Theoretical Study of Supercavitation Bubble Formation Based on Gillespie’s Algorithm

Understanding the creation and development of a supercavitation bubble is essential for the design of supercavitational underwater vehicles and applications. The pressure field of the supercavitation bubble is one of the most significant factors in these processes, and it should be taken into account in the analysis. The underwater vessel is surrounded by a supercavitation bubble which is, in fact, an inhomogeneous fluid containing cavities (also described as microbubbles). The distribution of the cavities in the supercavitation volume dictates the pressure field and thus determines the stresses and forces that act on the vessel and affect its motion and stability. In this research, we suggest a new approach to studying the bubbles’ formation and learning about the cavities’ distribution in the low-pressure volume that envelops the underwater vehicle.
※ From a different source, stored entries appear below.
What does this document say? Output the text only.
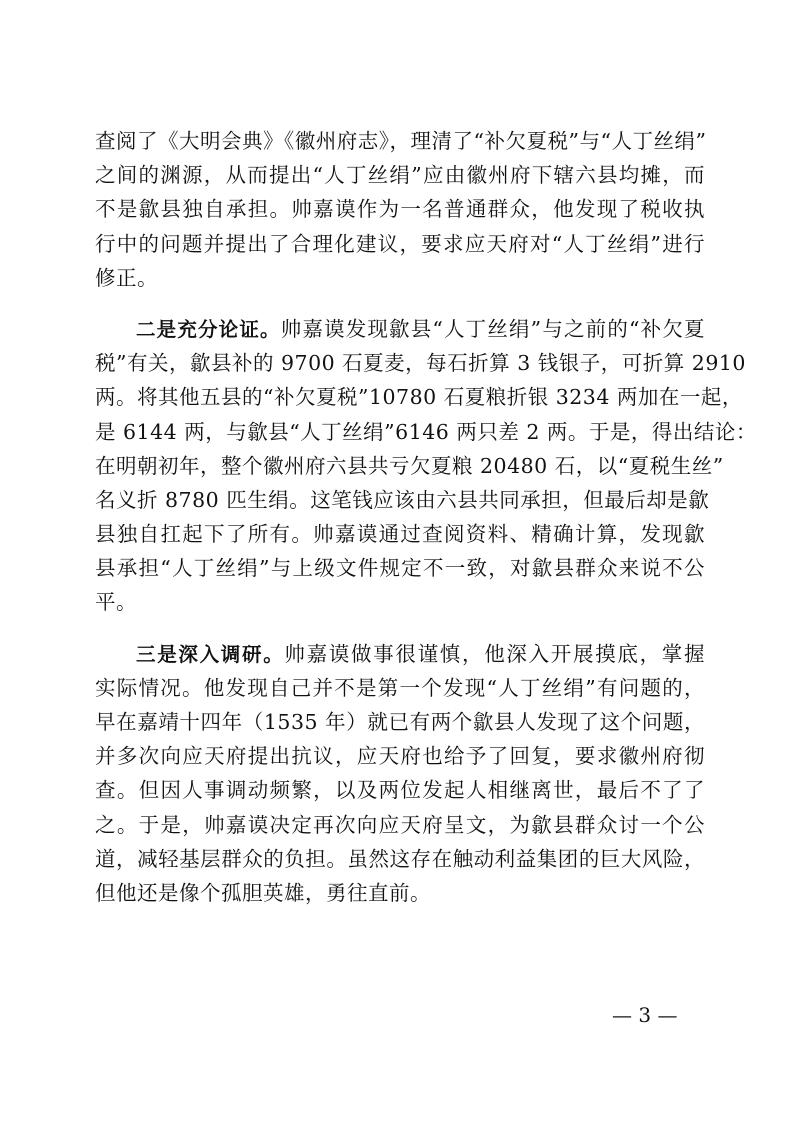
查阅了《大明会典》《徽州府志》，理清了“补欠夏税”与“人丁丝绢”
之间的渊源，从而提出“人丁丝绢”应由徽州府下辖六县均摊，而
不是歙县独自承担。帅嘉谟作为一名普通群众，他发现了税收执
行中的问题并提出了合理化建议，要求应天府对“人丁丝绢”进行
修正。
二是充分论证。帅嘉谟发现歙县“人丁丝绢”与之前的“补欠夏
税”有关，歙县补的 9700 石夏麦，每石折算 3 钱银子，可折算 2910
两。将其他五县的“补欠夏税”10780 石夏粮折银 3234 两加在一起，
是 6144 两，与歙县“人丁丝绢”6146 两只差 2 两。于是，得出结论：
在明朝初年，整个徽州府六县共亏欠夏粮 20480 石，以“夏税生丝”
名义折 8780 匹生绢。这笔钱应该由六县共同承担，但最后却是歙
县独自扛起下了所有。帅嘉谟通过查阅资料、精确计算，发现歙
县承担“人丁丝绢”与上级文件规定不一致，对歙县群众来说不公
平。
三是深入调研。帅嘉谟做事很谨慎，他深入开展摸底，掌握
实际情况。他发现自己并不是第一个发现“人丁丝绢”有问题的，
早在嘉靖十四年（1535 年）就已有两个歙县人发现了这个问题，
并多次向应天府提出抗议，应天府也给予了回复，要求徽州府彻
查。但因人事调动频繁，以及两位发起人相继离世，最后不了了
之。于是，帅嘉谟决定再次向应天府呈文，为歙县群众讨一个公
道，减轻基层群众的负担。虽然这存在触动利益集团的巨大风险，
但他还是像个孤胆英雄，勇往直前。
— 3 —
We used Logvinovich’s principle to describe a two-dimensional ring of fluid that is created at the front edge of the supercavitation body and moves downstream along the vessel. To describe the distribution of the cavities we used Gillespie’s algorithm, which is usually used to describe biological and chemical systems. The algorithm succeeded in describing the random movement of the cavities in the cross-section under various conditions and also in describing their distribution and effects on the macroscopic system. A few factors of the physical characteristics of the fluid and the flow conditions were examined (the initial bubble supply, and the rate coefficients of creation and collapse). The results led to the conclusion that with an examination of those factors and using Gillespie’s algorithm, predictions of the distribution and thus the development of supercavitation could be achieved. The main finding of the analysis was that asymmetric development of the bubbles took place, in spite of the symmetry of the physical problem, as observed in high-resolution experiments.